For the past five years, Unu has sold 10,000 scooters. The market for electric scooters is quite different depending on your country. In parts of Asia, they are massively popular and are slowly overtaking gas-powered scooters. You can see more and more electric scooters in Europe, but it’s still uncharted territories for the most part.
Unu is one of the successful European manufacturers, with Govecs, BMW and others. Compared to electric cars, electric scooters present a massive advantage — weight. It’s much more energy-efficient to power a scooter compared to a full-fledged car.
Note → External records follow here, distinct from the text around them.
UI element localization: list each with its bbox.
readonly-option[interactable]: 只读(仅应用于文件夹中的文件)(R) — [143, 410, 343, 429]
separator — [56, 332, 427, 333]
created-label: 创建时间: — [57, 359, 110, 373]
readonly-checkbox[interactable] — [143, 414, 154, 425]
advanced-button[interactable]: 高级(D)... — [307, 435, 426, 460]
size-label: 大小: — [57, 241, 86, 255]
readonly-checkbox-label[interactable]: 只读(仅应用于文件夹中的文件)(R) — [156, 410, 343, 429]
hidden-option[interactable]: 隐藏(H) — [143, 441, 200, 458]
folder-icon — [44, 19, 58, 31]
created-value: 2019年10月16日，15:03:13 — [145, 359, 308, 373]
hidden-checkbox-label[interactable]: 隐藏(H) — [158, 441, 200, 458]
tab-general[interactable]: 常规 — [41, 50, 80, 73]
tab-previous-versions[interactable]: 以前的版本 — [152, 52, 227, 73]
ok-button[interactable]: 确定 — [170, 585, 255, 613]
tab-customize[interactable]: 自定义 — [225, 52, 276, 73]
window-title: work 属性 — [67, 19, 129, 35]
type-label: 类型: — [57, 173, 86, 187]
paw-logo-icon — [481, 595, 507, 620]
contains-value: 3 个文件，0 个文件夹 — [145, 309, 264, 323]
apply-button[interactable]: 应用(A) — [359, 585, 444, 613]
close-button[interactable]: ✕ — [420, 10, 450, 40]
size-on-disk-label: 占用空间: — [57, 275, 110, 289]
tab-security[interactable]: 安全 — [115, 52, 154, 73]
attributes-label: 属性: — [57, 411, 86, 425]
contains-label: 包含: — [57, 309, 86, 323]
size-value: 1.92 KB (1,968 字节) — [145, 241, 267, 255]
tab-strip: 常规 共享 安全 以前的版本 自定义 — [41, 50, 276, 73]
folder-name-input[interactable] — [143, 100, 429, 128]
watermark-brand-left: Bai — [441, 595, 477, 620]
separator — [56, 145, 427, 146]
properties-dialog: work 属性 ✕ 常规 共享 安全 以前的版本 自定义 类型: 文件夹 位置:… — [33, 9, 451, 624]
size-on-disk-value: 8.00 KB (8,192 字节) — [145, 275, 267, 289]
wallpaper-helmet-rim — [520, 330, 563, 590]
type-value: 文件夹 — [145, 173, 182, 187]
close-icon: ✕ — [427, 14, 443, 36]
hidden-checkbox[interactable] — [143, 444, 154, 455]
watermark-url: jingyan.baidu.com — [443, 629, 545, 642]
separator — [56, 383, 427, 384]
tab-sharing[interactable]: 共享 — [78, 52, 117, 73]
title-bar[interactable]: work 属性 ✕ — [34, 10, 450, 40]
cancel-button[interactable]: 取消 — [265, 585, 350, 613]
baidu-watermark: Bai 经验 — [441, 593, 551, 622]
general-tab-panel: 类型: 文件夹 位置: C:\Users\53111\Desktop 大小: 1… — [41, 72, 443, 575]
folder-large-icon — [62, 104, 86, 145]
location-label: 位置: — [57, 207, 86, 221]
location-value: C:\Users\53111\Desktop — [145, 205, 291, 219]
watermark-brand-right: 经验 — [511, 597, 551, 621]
That’s why batteries remain relatively small. You can open the battery compartment, pull the battery and plug it in at home. It’s quite heavy, as Unu’s battery weighs around 9 kg (nearly 20 pounds). But it’s fine if you just need to carry your battery to your home and plug it in overnight every now and then.
Up next, the company plans to release a second generation of its product. The company doesn’t have much to say just yet. But it sounds like Unu is working on connected vehicles so that Unu could work with scooter-sharing services.
There’s a huge market opportunity as scooter-sharing companies are booming in Europe. In Paris alone, Cityscoot and Coup have flooded the streets with scooters from Govecs and Gogoro. There are many other companies working on similar services across Europe.
If Unu could convince a company to buy some of their scooters for their fleet, that could lead to thousands of sales in no time. The company is working on multiple partnerships. Now let’s see if Unu plans to create its own service in the future and work on other types of vehicles.